Exploring the caverns was my favorite part of Dear Esther.
Jessica Curry, who is perhaps the gaming world's best-known indie composer, scored a haunting and solitary game with complementary sounds. Slow, sharp violins and wistful piano ballads abound, while the cavern sections carried the sound of wind as well as low, mournful singing. She is to be commended for so excellently matching a game's soundtrack to its appearance and premise.

Though the visuals are beautiful and well-done, the level design isn't great. I got turned around about five times throughout Dear Esther and spent a half-hour looking for a cleverly-disguised staircase or a little passage I'd missed. The path construction in this game felt a little jumbled and confusing. I think this was the level designer's attempt at creating a truly open world, but in some places it felt too excited and all over the place.

That is the sneakiest staircase I have ever seen.
But, I'm willing to be merciful. Dear Esther was a therapeutic piece of artwork that stirred me as moving pieces of music or books do. When it was first released, the gaming world debated whether pure exploration can carry an entire game, and I argue that it can. I think that an interactive artwork with a visuals and story, never mind how said visuals and story are represented, is a game. Besides, action sequences wouldn't have worked for a contemplative, exploratory game such as this. Dear Esther is a game. A good game.

Should I get it?

Dear Esther is not for those of you with five-millisecond boredom thresholds, but I recommend it for anyone interested in a poetic narrative. The only skills you need to play this game are some aptitude with the WASD keyboard configuration and the ability to hold down the Q button, so it's quite open to anyone.

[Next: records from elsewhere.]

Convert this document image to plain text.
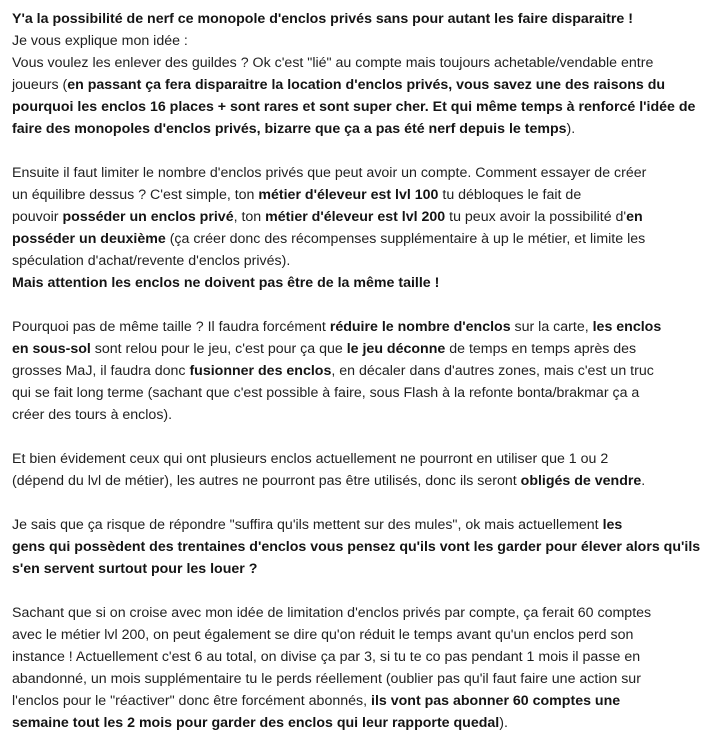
Y'a la possibilité de nerf ce monopole d'enclos privés sans pour autant les faire disparaitre !
Je vous explique mon idée :
Vous voulez les enlever des guildes ? Ok c'est "lié" au compte mais toujours achetable/vendable entre
joueurs (en passant ça fera disparaitre la location d'enclos privés, vous savez une des raisons du
pourquoi les enclos 16 places + sont rares et sont super cher. Et qui même temps à renforcé l'idée de
faire des monopoles d'enclos privés, bizarre que ça a pas été nerf depuis le temps).
Ensuite il faut limiter le nombre d'enclos privés que peut avoir un compte. Comment essayer de créer
un équilibre dessus ? C'est simple, ton métier d'éleveur est lvl 100 tu débloques le fait de
pouvoir posséder un enclos privé, ton métier d'éleveur est lvl 200 tu peux avoir la possibilité d'en
posséder un deuxième (ça créer donc des récompenses supplémentaire à up le métier, et limite les
spéculation d'achat/revente d'enclos privés).
Mais attention les enclos ne doivent pas être de la même taille !
Pourquoi pas de même taille ? Il faudra forcément réduire le nombre d'enclos sur la carte, les enclos
en sous-sol sont relou pour le jeu, c'est pour ça que le jeu déconne de temps en temps après des
grosses MaJ, il faudra donc fusionner des enclos, en décaler dans d'autres zones, mais c'est un truc
qui se fait long terme (sachant que c'est possible à faire, sous Flash à la refonte bonta/brakmar ça a
créer des tours à enclos).
Et bien évidement ceux qui ont plusieurs enclos actuellement ne pourront en utiliser que 1 ou 2
(dépend du lvl de métier), les autres ne pourront pas être utilisés, donc ils seront obligés de vendre.
Je sais que ça risque de répondre "suffira qu'ils mettent sur des mules", ok mais actuellement les
gens qui possèdent des trentaines d'enclos vous pensez qu'ils vont les garder pour élever alors qu'ils
s'en servent surtout pour les louer ?
Sachant que si on croise avec mon idée de limitation d'enclos privés par compte, ça ferait 60 comptes
avec le métier lvl 200, on peut également se dire qu'on réduit le temps avant qu'un enclos perd son
instance ! Actuellement c'est 6 au total, on divise ça par 3, si tu te co pas pendant 1 mois il passe en
abandonné, un mois supplémentaire tu le perds réellement (oublier pas qu'il faut faire une action sur
l'enclos pour le "réactiver" donc être forcément abonnés, ils vont pas abonner 60 comptes une
semaine tout les 2 mois pour garder des enclos qui leur rapporte quedal).
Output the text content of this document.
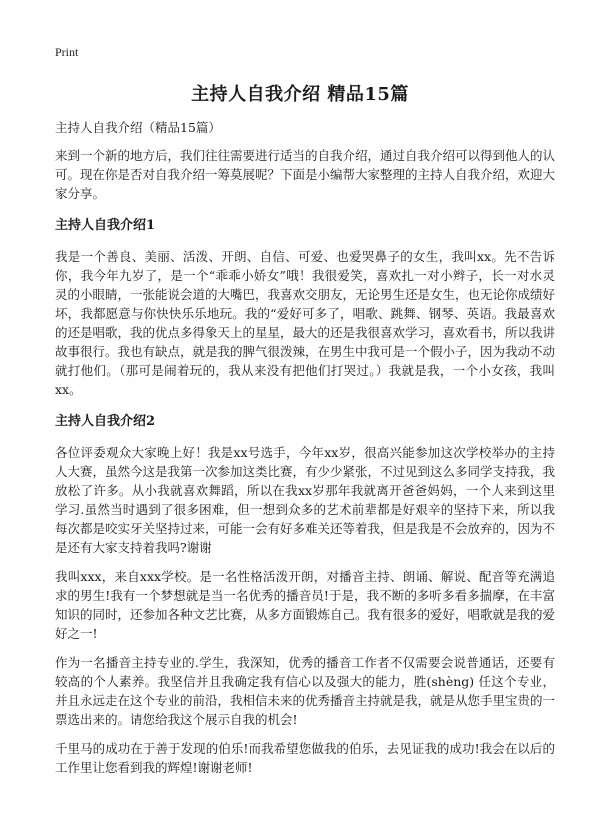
Print
主持人自我介绍 精品15篇
主持人自我介绍（精品15篇）

来到一个新的地方后，我们往往需要进行适当的自我介绍，通过自我介绍可以得到他人的认可。现在你是否对自我介绍一筹莫展呢？下面是小编帮大家整理的主持人自我介绍，欢迎大家分享。

主持人自我介绍1

我是一个善良、美丽、活泼、开朗、自信、可爱、也爱哭鼻子的女生，我叫xx。先不告诉你，我今年九岁了，是一个“乖乖小娇女”哦！我很爱笑，喜欢扎一对小辫子，长一对水灵灵的小眼睛，一张能说会道的大嘴巴，我喜欢交朋友，无论男生还是女生，也无论你成绩好坏，我都愿意与你快快乐乐地玩。我的“爱好可多了，唱歌、跳舞、钢琴、英语。我最喜欢的还是唱歌，我的优点多得象天上的星星，最大的还是我很喜欢学习，喜欢看书，所以我讲故事很行。我也有缺点，就是我的脾气很泼辣，在男生中我可是一个假小子，因为我动不动就打他们。（那可是闹着玩的，我从来没有把他们打哭过。）我就是我，一个小女孩，我叫xx。

主持人自我介绍2

各位评委观众大家晚上好！我是xx号选手，今年xx岁，很高兴能参加这次学校举办的主持人大赛，虽然今这是我第一次参加这类比赛，有少少紧张，不过见到这么多同学支持我，我放松了许多。从小我就喜欢舞蹈，所以在我xx岁那年我就离开爸爸妈妈，一个人来到这里学习.虽然当时遇到了很多困难，但一想到众多的艺术前辈都是好艰辛的坚持下来，所以我每次都是咬实牙关坚持过来，可能一会有好多难关还等着我，但是我是不会放弃的，因为不是还有大家支持着我吗?谢谢

我叫xxx，来自xxx学校。是一名性格活泼开朗，对播音主持、朗诵、解说、配音等充满追求的男生!我有一个梦想就是当一名优秀的播音员!于是，我不断的多听多看多揣摩，在丰富知识的同时，还参加各种文艺比赛，从多方面锻炼自己。我有很多的爱好，唱歌就是我的爱好之一!

作为一名播音主持专业的.学生，我深知，优秀的播音工作者不仅需要会说普通话，还要有较高的个人素养。我坚信并且我确定我有信心以及强大的能力，胜(shèng) 任这个专业，并且永远走在这个专业的前沿，我相信未来的优秀播音主持就是我，就是从您手里宝贵的一票选出来的。请您给我这个展示自我的机会!

千里马的成功在于善于发现的伯乐!而我希望您做我的伯乐，去见证我的成功!我会在以后的工作里让您看到我的辉煌!谢谢老师!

I found Dear Esther on Steam for $10 and it took me about two hours to complete the first time around. I know I complained about the interchangeable story, but in retrospect such a feature ups its replay value. Dear Esther is not a perfect game, but it's a strong argument for video games being art.

1 comment:

  1. Great review. I loved the game, an found myself compiling a list of all the reoccurring themes like the gulls, the number 21 and the biblical allusions to Paul the Apostle's journey to Damascus.